Wartezimmer in Minden
Foto: Maurizio Gambarini/ picture alliance / dpa"Wie sind Sie versichert?" Von der Antwort auf diese Frage hängt einiges ab, nicht nur in Nordrhein-Westfalen. Als die Grünen dort im April Testanrufe in 405 Facharztpraxen machen ließen, mussten gesetzlich Versicherte im Schnitt 27 Tage länger auf einen Termin warten als Privatpatienten.
Mit solchen Ungleichbehandlungen müsse Schluss sein, fordert die SPD. Zu einer Kernforderung für Koalitionsgespräche mit der Union hat sie die sogenannte Bürgerversicherung erklärt. Das bisherige System bedeute "eine direkte Einladung, Privatpatienten zu bevorzugen", sagte Gesundheitsexperte Karl Lauterbach dem SPIEGEL.
Einen Großteil der Bevölkerung hätten die Sozialdemokraten wohl auf ihrer Seite, in Umfragen sprechen sich regelmäßig deutliche Mehrheiten für eine Bürgerversicherung aus. Doch da ist noch der potenzielle Koalitionspartner. "Die Einführung einer sogenannten Bürgerversicherung lehnen wir ab", heißt es im Unions-Wahlprogramm. "So wird das nichts", warnte auf Twitter Ex-Gesundheitspolitiker Jens Spahn (CDU), mit dem Lauterbach bereits 2013 vergeblich über eine Bürgerversicherung verhandelt hatte.

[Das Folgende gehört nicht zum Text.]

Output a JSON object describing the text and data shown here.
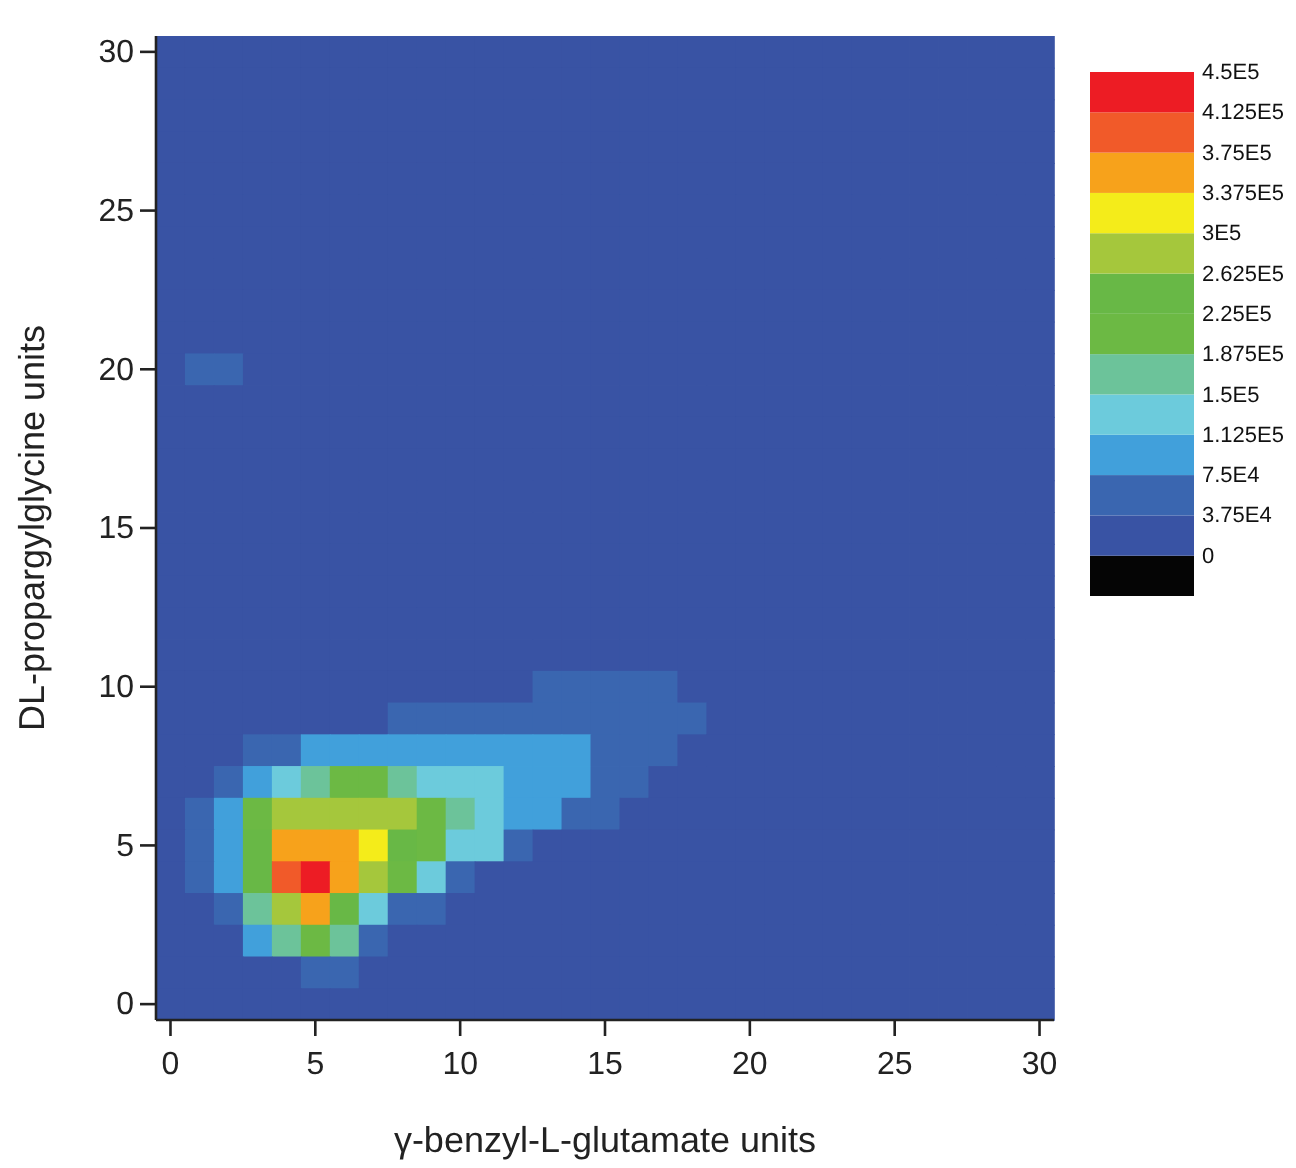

Und nicht nur von der Union kommt Gegenwind. Nachdem Lauterbach die Bürgerversicherung zu einem zentralen Anliegen möglicher Koalitionsgespräche erklärt hatte, liefen deutsche Ärztevertreter Sturm: Erst eine Bürgerversicherung bedeute den "Turbolader in die Zwei-Klassen-Medizin", behauptete Bundesärztekammer-Präsident Frank-Ulrich Montgomery.
Wird die Bürgerversicherung also zum nächsten Spaltpilz zwischen Union und SPD, deren mögliche Koalitionsgespräche schon jetzt von Eklats um einsame Entscheidungen bei Glyphosat und Europäischer Bankenaufsicht überschattet werden? Oder könnte die SPD ihre Forderung trotz des Widerstands durchsetzen?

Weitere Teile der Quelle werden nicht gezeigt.